2025 Spring Meeting and 21st Global Congress on Process Safety
(8b) Ferramenta Baseada Em IA Para Criação De "e Se" e Análise De Risco Em Segurança De Processos
Author
Traditional "What-If" methodologies often demand significant time and effort from teams, requiring extensive brainstorming sessions, information gathering, and manual formatting of scenarios and responses. The developed software employs AI algorithms to accelerate these stages by automatically identifying risk scenarios based on inputs provided by the team and existing risk analysis databases. Furthermore, the tool suggests control measures aligned with CCPS best practices and generates structured reports compliant with regulatory standards.
One of the tool's standout features is its capacity for continuous learning. As it is used, the software refines its recommendations by analyzing patterns from historical data, improving the precision and relevance of its outputs. This approach not only reduces the time required to complete analyses but also enhances the reliability of results, minimizing the subjectivity inherent to manual methods.

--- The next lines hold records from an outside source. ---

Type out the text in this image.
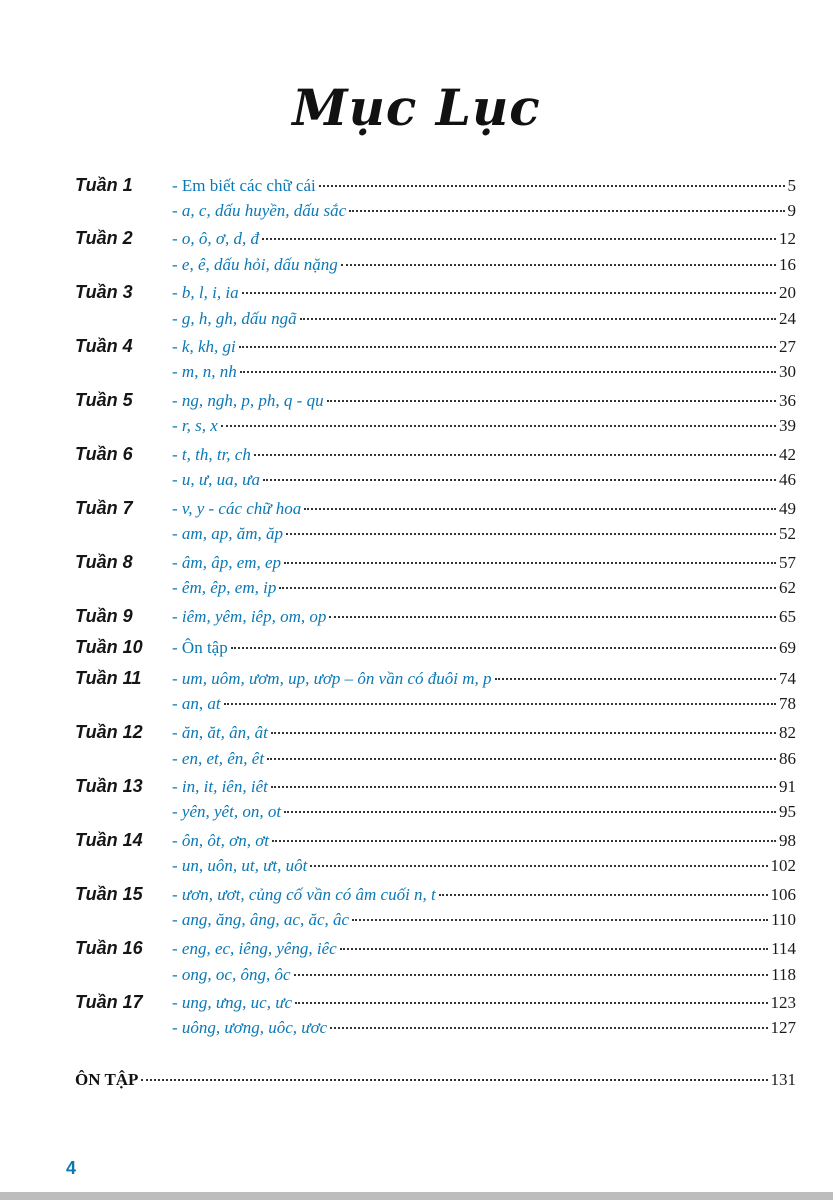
Mục Lục
Tuần 1 - Em biết các chữ cái	5
- a, c, dấu huyền, dấu sắc	9
Tuần 2 - o, ô, ơ, d, đ	12
- e, ê, dấu hỏi, dấu nặng	16
Tuần 3 - b, l, i, ia	20
- g, h, gh, dấu ngã	24
Tuần 4 - k, kh, gi	27
- m, n, nh	30
Tuần 5 - ng, ngh, p, ph, q - qu	36
- r, s, x	39
Tuần 6 - t, th, tr, ch	42
- u, ư, ua, ưa	46
Tuần 7 - v, y - các chữ hoa	49
- am, ap, ăm, ăp	52
Tuần 8 - âm, âp, em, ep	57
- êm, êp, em, ip	62
Tuần 9 - iêm, yêm, iêp, om, op	65
Tuần 10 - Ôn tập	69
Tuần 11 - um, uôm, ươm, up, ươp – ôn vần có đuôi m, p	74
- an, at	78
Tuần 12 - ăn, ăt, ân, ât	82
- en, et, ên, êt	86
Tuần 13 - in, it, iên, iêt	91
- yên, yêt, on, ot	95
Tuần 14 - ôn, ôt, ơn, ơt	98
- un, uôn, ut, ưt, uôt	102
Tuần 15 - ươn, ươt, củng cố vần có âm cuối n, t	106
- ang, ăng, âng, ac, ăc, âc	110
Tuần 16 - eng, ec, iêng, yêng, iêc	114
- ong, oc, ông, ôc	118
Tuần 17 - ung, ưng, uc, ưc	123
- uông, ương, uôc, ươc	127
ÔN TẬP	131
4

The tool also features a user-friendly and collaborative interface, enabling multidisciplinary teams to interact with the system seamlessly. With intuitive dashboards and configurable modules, it supports varying levels of detail, adapting to projects of different sizes and complexities.
Presentation Goal:
The goal is to demonstrate how artificial intelligence can revolutionize the way risk analyses are conducted, focusing on productivity and result quality. The presentation will cover the software development process, key features, and case studies that highlight its efficiency and the benefits of integrating it into process safety teams.
This proposal aligns with CCPS principles, promoting the adoption of innovative technologies to elevate safety standards in industrial environments.